Tuesday, August 17, 2010

The Mandalorian Killed Katie Holmes


In the Ghostbusters: Who Ya Gonna Call D20 Modern RPG book, Michael Tresca gives his take on finding appropriate adventure hooks for Ghostbusters. Read the tabloid headlines. Each headline is a potential adventure, combining absurdity with an ounce of horror or the supernatural. The same formula can be applied if you want to do a comic relief Star Wars mini adventure to break up the tension in your campaign’s main plot.
For the Corellian Diet Breakers adventure I wrote, I saw the tabloids ragging on Tom and a sad-looking Katie. I found myself thinking “those guys can’t get a divorce; it would financially destroy both of them.” Then, my mind went down that film noir dark alley. I thought, “What if they each hired someone to kill the other, so they’d inherit millions and get really good press for being a poor little widow/widower?”
So in the module, when the PCs visit a crime lord’s nightclub and are waiting to see the gangster, two of the PCs get dragged away respectively by my version of Katie (named Kat Hadz)  and a henchman for the adventure’s Tom (called Chaz Barris). Both halves of the couple offer, “Kill my spouse in the next 15 minutes and I’ll activate this credit chip I’m giving you. Escape through a window in the backstage props room. There will be a speeder waiting.”
In playtesting, the mechanic-soldier turned down Kat’s offer, and the Mandalorian happily slipped Kat the poisoned cig.
The Tom-Katie encounter had nothing to do with the adventure’s main plot, but it allowed for character development, fleshed out the environment as far as celebrities and scandals are concerned and reinforced campaign themes about the elusiveness of good and bad, right and wrong – traditional film noir material. Plus, the players felt like they were not only interacting with Star Wars characters but roleplaying a bizarre situation with a flimsily transparent Tom and Katie.

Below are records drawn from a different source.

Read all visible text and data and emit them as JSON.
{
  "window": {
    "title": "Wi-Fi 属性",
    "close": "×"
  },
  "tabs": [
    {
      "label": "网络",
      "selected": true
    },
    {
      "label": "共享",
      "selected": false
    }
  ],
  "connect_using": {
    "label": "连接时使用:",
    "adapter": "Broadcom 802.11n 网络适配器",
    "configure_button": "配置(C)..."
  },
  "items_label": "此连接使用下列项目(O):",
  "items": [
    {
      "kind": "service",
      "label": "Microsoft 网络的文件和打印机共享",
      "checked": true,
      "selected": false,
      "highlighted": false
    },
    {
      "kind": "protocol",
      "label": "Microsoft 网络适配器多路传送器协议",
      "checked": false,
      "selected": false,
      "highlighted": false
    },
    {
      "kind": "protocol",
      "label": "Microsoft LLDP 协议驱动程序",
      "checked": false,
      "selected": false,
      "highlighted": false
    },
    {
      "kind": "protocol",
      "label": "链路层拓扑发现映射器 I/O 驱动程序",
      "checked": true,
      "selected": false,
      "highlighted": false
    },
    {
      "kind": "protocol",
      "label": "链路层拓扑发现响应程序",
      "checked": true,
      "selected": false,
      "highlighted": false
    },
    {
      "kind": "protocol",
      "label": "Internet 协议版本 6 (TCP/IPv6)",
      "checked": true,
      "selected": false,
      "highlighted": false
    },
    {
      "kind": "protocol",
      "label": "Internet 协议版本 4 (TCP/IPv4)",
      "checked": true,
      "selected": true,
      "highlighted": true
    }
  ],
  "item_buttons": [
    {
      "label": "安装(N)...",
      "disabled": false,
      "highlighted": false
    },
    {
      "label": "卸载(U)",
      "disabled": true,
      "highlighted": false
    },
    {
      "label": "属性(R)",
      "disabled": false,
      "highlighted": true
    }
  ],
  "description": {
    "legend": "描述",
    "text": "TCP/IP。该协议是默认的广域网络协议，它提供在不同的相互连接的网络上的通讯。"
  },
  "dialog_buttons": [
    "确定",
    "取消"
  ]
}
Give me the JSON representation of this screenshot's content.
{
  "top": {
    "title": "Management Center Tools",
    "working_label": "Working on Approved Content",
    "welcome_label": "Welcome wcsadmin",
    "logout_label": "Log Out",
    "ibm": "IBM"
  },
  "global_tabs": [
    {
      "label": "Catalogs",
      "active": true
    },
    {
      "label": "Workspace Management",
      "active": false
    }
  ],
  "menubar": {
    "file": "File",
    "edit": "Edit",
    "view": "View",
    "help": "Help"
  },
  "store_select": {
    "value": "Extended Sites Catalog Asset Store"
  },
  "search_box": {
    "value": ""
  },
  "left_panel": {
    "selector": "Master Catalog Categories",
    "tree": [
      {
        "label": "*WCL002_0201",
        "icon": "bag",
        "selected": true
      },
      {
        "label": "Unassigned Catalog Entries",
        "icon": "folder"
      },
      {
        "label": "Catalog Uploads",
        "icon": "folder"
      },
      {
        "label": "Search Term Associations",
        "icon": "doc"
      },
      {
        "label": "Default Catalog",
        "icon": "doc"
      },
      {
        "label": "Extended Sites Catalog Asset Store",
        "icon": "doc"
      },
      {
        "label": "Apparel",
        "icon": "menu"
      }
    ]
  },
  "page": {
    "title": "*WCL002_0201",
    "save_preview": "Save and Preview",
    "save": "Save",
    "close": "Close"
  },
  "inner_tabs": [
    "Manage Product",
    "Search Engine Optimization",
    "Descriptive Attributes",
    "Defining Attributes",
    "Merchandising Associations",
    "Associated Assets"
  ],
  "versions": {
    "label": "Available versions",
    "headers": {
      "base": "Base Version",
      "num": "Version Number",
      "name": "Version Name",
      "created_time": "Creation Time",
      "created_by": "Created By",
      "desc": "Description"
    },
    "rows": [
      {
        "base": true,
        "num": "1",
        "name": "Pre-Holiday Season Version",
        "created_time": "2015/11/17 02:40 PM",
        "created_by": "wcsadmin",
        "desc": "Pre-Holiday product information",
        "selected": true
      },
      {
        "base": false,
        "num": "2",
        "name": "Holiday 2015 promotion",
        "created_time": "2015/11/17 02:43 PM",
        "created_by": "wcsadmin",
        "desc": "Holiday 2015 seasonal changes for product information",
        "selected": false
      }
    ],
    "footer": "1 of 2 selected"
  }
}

Check out the latest antics of Jen Aniston, Lindsay Lohan and Nostradamus’s reinterpreted predictions. These people and issues are significant enough in our cultural consciousness to repeatedly appear on the front page of profitable publications. They must resonate with us for some reason. When you discover what their appeal is, you can transfer it into your game, where it will be equally fascinating or at least, good for a little vacation from high level intrigue.